As shown in Figure 3 for of the 42 LP1 strains, 12 different STs and 8 different MLVA types were identified. Comparing these results, it seems that the strains of the same ST can could belong type into more than one MLVA type. For example, the strains of ST1 belonged were typed into 2 different MLVA (M07 and M08), as did the strains of ST630. In the same way, the strains of the same MLVA could belong to more than one ST, such as the strains of M01 were typed into three STs (ST2369, ST2360, and ST971).

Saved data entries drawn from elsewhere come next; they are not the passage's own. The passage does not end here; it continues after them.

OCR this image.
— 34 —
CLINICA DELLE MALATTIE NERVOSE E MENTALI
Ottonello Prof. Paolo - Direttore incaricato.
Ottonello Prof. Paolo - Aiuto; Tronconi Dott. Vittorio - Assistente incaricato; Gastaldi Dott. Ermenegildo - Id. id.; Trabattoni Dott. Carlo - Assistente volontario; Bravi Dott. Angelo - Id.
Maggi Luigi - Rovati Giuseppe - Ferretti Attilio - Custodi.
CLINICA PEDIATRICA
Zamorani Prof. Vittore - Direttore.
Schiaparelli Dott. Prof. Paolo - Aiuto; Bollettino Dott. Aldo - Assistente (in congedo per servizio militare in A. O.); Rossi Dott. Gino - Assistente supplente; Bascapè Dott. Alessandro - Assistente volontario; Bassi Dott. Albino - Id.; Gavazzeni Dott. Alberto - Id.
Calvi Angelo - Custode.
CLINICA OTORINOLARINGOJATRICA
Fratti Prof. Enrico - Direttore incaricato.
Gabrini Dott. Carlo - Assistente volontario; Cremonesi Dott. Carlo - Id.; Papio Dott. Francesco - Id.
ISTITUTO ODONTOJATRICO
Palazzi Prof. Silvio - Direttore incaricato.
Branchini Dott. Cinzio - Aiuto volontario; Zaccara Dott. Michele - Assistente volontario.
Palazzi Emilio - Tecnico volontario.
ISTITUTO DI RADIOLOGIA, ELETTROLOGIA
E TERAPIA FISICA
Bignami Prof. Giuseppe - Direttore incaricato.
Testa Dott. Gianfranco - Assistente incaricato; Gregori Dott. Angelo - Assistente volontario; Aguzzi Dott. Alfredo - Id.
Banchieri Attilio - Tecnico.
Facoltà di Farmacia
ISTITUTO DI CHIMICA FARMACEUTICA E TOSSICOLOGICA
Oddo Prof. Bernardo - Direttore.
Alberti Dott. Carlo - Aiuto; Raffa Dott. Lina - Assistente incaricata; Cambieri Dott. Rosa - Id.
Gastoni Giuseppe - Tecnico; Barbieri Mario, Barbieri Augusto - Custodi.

The virulence genes rtxA and lvh of L. pneumophila were identified in all of 79 strains. Both loci were present in all strains, it was suggested that the strains isolated from Sichuan area might have the potential infectivity and pathogenicity to human being.
The mouse BALB/c macrophage cell line J774 was used for testing the intracellular growth ability of the 33 strains, and Philadelphia-1 (ATCC33152) was used as a positive control. To further evaluate the intracellular growth ability of the strains, plate culture counting was performed. Thirty-one isolates (including ATCC33152) had bacterial concentrations of 104-105 CFU/mL, 105-106 CFU/mL, 106-107 CFU/mL and 107-108 CFU/mL on 1 h, 24 h, 48 h, and 72 h of infection, respectively, and showed high proliferative ability in J774 macrophage cells. However, XJ20140360 (ST578), XJ20140453 (ST1604), and WZL (ST1999) exhibited bacterial concentrations of 1 × 105 CFU/mL, 4 × 103 CFU/mL, 2 × 104 CFU/mL on 48 h, and 3 × 104 CFU/mL, 3 × 103 CFU/mL, 2.2 × 104 CFU/mL on 72 h, respectively, and showed low proliferative ability in J774 macrophage cells (Figure 4).